在块层/设备上绕过4KB块大小限制 [英] Bypassing 4KB block size limitation on block layer/device

查看:121
本文介绍了在块层/设备上绕过4KB块大小限制的处理方法,对大家解决问题具有一定的参考价值,需要的朋友们下面随着小编来一起学习吧!

问题描述

我们正在开发一种ssd类型的存储硬件设备,该设备可以一次对大于4KB的大块大小(甚至以MB大小为单位)进行读/写请求. 我的理解是linux及其文件系统会将文件砍"成4KB的块大小,并将其传递给块设备驱动程序,这将需要用设备中的数据物理填充该块(例如,用于写操作)

We are developing an ssd-type storage hardware device that can take read/write request for big block size >4KB at a time (even in MBs size). My understanding is that linux and its filesystem will "chop down" files into 4KB block size that will be passed to block device driver, which will need to physically fill the block with data from the device (ex., for write)

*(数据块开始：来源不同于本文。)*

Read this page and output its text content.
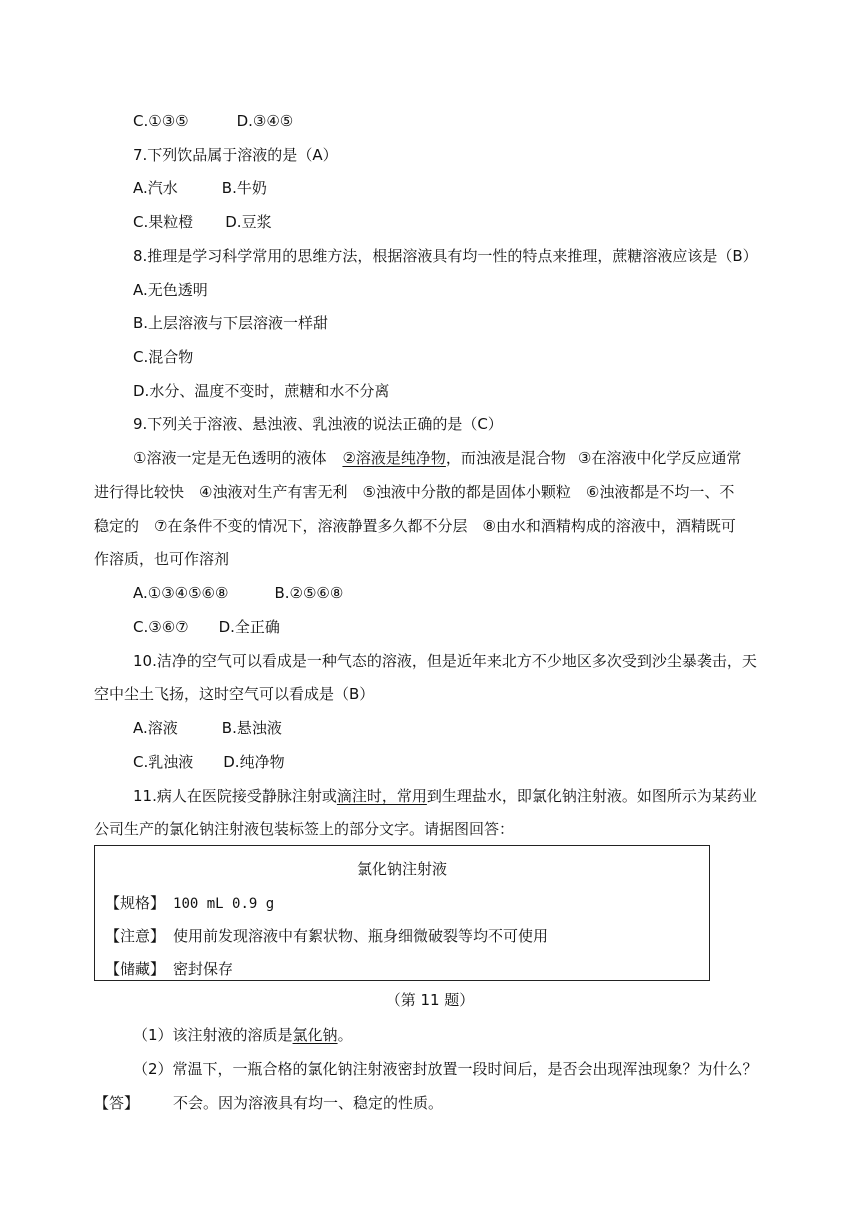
C.①③⑤	D.③④⑤
7.下列饮品属于溶液的是（A）
A.汽水	B.牛奶
C.果粒橙 D.豆浆
8.推理是学习科学常用的思维方法，根据溶液具有均一性的特点来推理，蔗糖溶液应该是（B）
A.无色透明
B.上层溶液与下层溶液一样甜
C.混合物
D.水分、温度不变时，蔗糖和水不分离
9.下列关于溶液、悬浊液、乳浊液的说法正确的是（C）
①溶液一定是无色透明的液体 ②溶液是纯净物，而浊液是混合物 ③在溶液中化学反应通常
进行得比较快　④浊液对生产有害无利　⑤浊液中分散的都是固体小颗粒　⑥浊液都是不均一、不
稳定的　⑦在条件不变的情况下，溶液静置多久都不分层　⑧由水和酒精构成的溶液中，酒精既可
作溶质，也可作溶剂
A.①③④⑤⑥⑧	B.②⑤⑥⑧
C.③⑥⑦ D.全正确
10.洁净的空气可以看成是一种气态的溶液，但是近年来北方不少地区多次受到沙尘暴袭击，天
空中尘土飞扬，这时空气可以看成是（B）
A.溶液	B.悬浊液
C.乳浊液 D.纯净物
11.病人在医院接受静脉注射或滴注时，常用到生理盐水，即氯化钠注射液。如图所示为某药业
公司生产的氯化钠注射液包装标签上的部分文字。请据图回答：
氯化钠注射液
【规格】 100 mL 0.9 g
【注意】 使用前发现溶液中有絮状物、瓶身细微破裂等均不可使用
【储藏】 密封保存
（第 11 题）
（1）该注射液的溶质是氯化钠。
（2）常温下，一瓶合格的氯化钠注射液密封放置一段时间后，是否会出现浑浊现象？为什么？
【答】 不会。因为溶液具有均一、稳定的性质。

我也知道内核页面大小在此限制中起作用,因为它设置为4KB.

I am also aware the kernel page size has a role in this limitation as it is set at 4KB.

对于实验,我想找出是否有一种方法可以实际增加此块的大小,从而节省一些时间(而不是执行多个4KB的写操作,而可以使用更大的块大小来做到这一点).

For experiment, I want to find out if there is a way to actually increase this block size, so that we will save some time (instead of doing multiple 4KB writes, we can do it with bigger block size).

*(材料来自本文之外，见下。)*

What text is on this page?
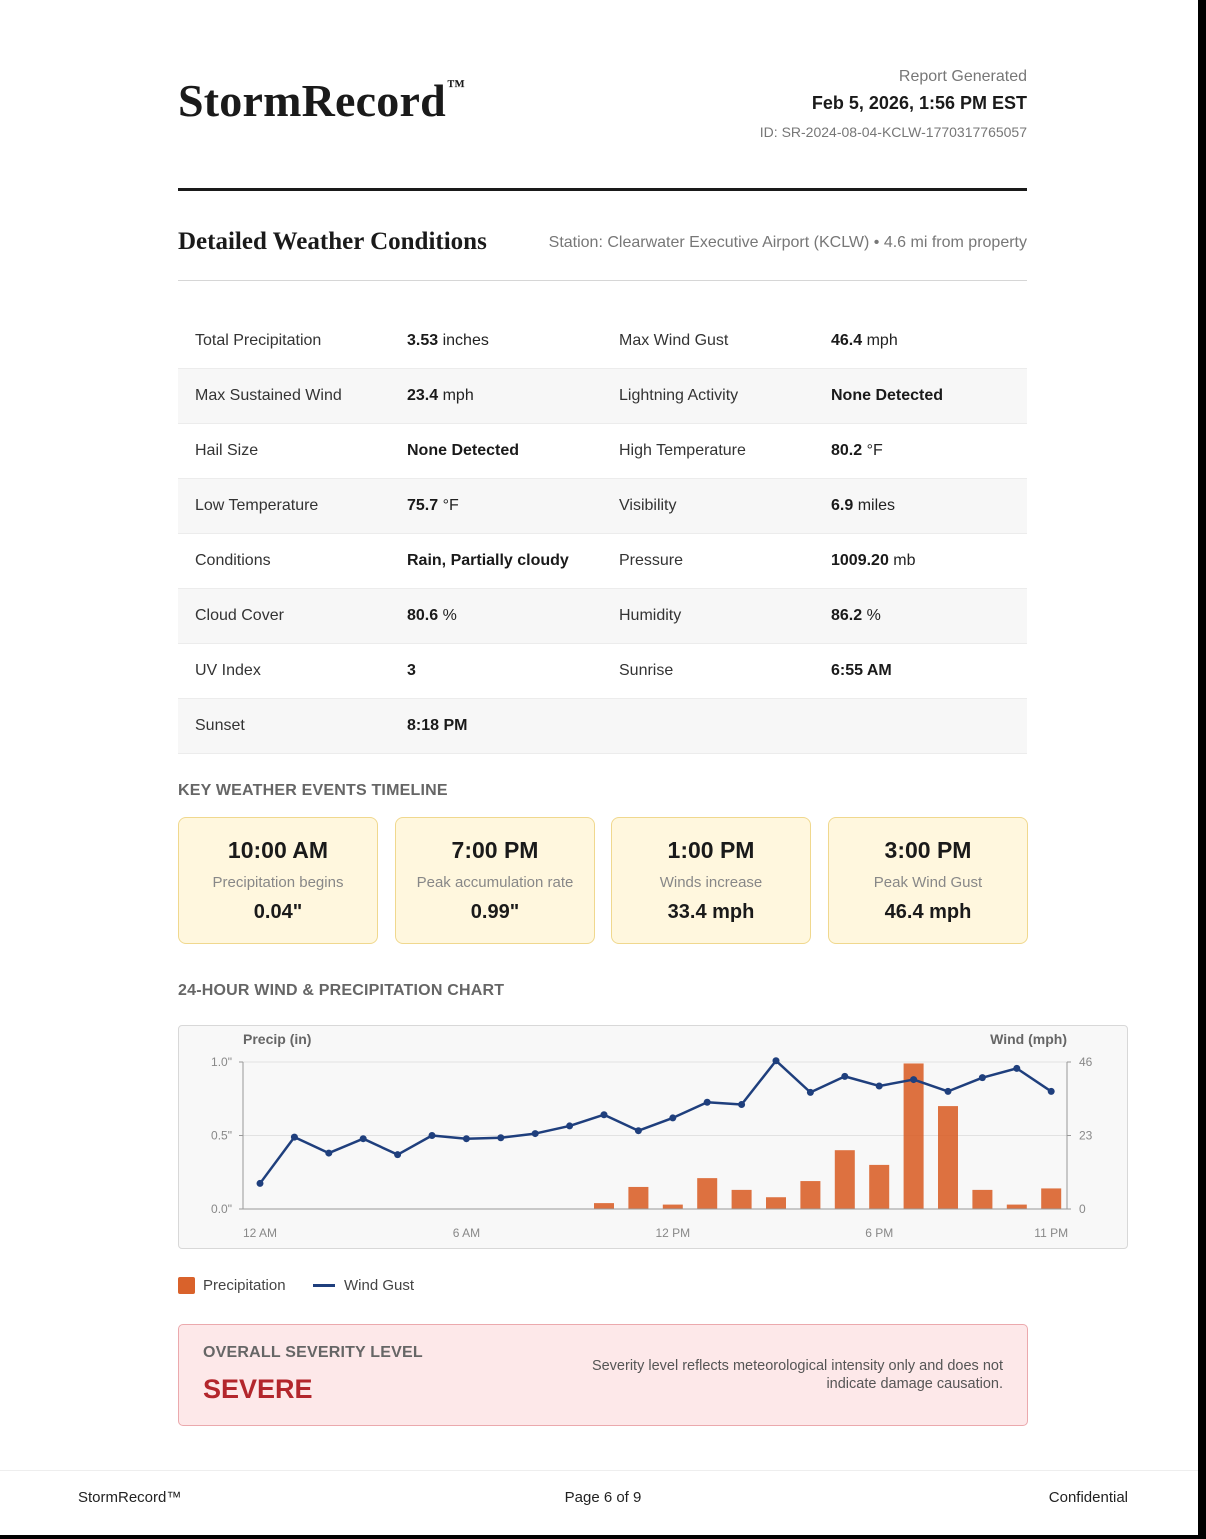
StormRecord™	Report Generated
Feb 5, 2026, 1:56 PM EST
ID: SR-2024-08-04-KCLW-1770317765057
Detailed Weather Conditions	Station: Clearwater Executive Airport (KCLW) • 4.6 mi from property
Total Precipitation	3.53 inches	Max Wind Gust	46.4 mph
Max Sustained Wind	23.4 mph	Lightning Activity	None Detected
Hail Size	None Detected	High Temperature	80.2 °F
Low Temperature	75.7 °F	Visibility	6.9 miles
Conditions	Rain, Partially cloudy	Pressure	1009.20 mb
Cloud Cover	80.6 %	Humidity	86.2 %
UV Index	3	Sunrise	6:55 AM
Sunset	8:18 PM		
KEY WEATHER EVENTS TIMELINE
10:00 AM
Precipitation begins
0.04"
7:00 PM
Peak accumulation rate
0.99"
1:00 PM
Winds increase
33.4 mph
3:00 PM
Peak Wind Gust
46.4 mph
24-HOUR WIND & PRECIPITATION CHART
Precip (in)	Wind (mph)
1.0"
0.5"
0.0"
46
23
0
12 AM	6 AM	12 PM	6 PM	11 PM
Precipitation	Wind Gust
OVERALL SEVERITY LEVEL
SEVERE
Severity level reflects meteorological intensity only and does not indicate damage causation.
StormRecord™	Page 6 of 9	Confidential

我是否可以查看任何FS或任何现有项目? 如果没有,那么进行此实验需要什么-需要修改linux的哪些部分? 试图找出困难程度和所需资源.或者,如果甚至不可能这样做和/或我们甚至不需要这样做的任何原因.任何评论表示赞赏.

Is there any FS or any existing project that I can take a look for this? If not, what is needed to do this experiment - what parts of linux needs to be modified? Trying to find out the level of difficulties and resource needed. Or, if it is even impossible to do so and/or any reason why we do not even need to do so. Any comment is appreciated.

谢谢.

推荐答案

4k的限制归因于页面缓存.主要问题是,如果页面大小为4k,但块大小为32k,那么如果文件只有2000字节长,会发生什么情况,因此,您仅分配4k页面来覆盖块的前4k.现在有人试图偏移20000,并写入一个字节.现在假设系统承受了很大的内存压力,并且前2000个字节的4k页(干净的)被压出内存了.您如何跟踪32k块的哪些部分包含有效数据,以及当系统需要以偏移量20000写入脏页时会发生什么情况?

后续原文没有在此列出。